Yesterday, I talked about letting life happen and not trying to control everything. Of course, as I mentioned, this doesn’t mean you should be a push over and let life happen to you. It is all about finding the right balance. One of many delicate balancing acts that keeps me on the narrow edge of recovery.

And I call it a narrow edge because at any point there can be a bad day and a back slide. Recovery from mental illness is a constant endeavor. It requires balancing self-care with the stressors that threaten to drag us back to our demons. If, like me, you struggle with social anxiety, it requires balancing social support with time to your self. And as I mentioned above, it involves balancing acceptance of life’s curve balls with mindfulness in how we react.

And let me tell you, all these balancing acts get fucking exhausting.

And if you have family or work obligations to balance on top of it, it can get even more exhausting, sending you teetering one way or the other. And inevitably there will be times you topple over and fall on your ass. Believe me, it has happened to me plenty. And it will probably happen again.
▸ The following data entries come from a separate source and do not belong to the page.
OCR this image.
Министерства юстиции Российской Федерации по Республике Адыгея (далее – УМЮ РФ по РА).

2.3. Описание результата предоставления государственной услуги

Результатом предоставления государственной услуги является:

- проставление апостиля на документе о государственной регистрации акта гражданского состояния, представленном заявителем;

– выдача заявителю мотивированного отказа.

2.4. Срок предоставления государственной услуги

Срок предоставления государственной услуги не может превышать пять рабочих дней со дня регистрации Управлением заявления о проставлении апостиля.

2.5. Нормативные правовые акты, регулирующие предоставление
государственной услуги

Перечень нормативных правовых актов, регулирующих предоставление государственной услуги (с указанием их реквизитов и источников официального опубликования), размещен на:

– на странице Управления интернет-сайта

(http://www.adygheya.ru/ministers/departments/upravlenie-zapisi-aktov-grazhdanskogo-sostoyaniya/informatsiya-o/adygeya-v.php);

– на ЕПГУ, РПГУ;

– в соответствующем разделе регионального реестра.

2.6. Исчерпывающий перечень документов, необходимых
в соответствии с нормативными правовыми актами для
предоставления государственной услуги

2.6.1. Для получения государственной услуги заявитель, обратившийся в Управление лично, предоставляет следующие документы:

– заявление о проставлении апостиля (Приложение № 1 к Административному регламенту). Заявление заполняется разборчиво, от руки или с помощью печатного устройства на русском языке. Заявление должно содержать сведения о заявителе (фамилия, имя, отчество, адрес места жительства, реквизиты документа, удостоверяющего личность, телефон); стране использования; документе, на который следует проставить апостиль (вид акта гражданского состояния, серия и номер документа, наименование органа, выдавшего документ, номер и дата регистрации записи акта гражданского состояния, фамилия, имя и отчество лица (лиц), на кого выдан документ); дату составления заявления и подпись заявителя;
But I want to share with you what I’ve learned from failing and falling, from having bad days where the demons drag me over the edge of my recovery. And that is that it is okay. Slip-ups happen. Backsliding happens. Bad days fucking happen, more often than we would probably like in fact.

Yet when we fall, it doesn’t have to be the end of the story. We can get back up again. Slipping up in our recovery doesn’t undo all the work we’ve done. That progress is still there, saving our spot on that narrow edge, so that we can dust ourselves off and continue our recovery.

And the nice thing is that that reality, the reality that we can pick ourselves up and try again, that our story isn’t over, isn’t as precarious as the rest of these balancing acts. On the contrary, it is rock solid.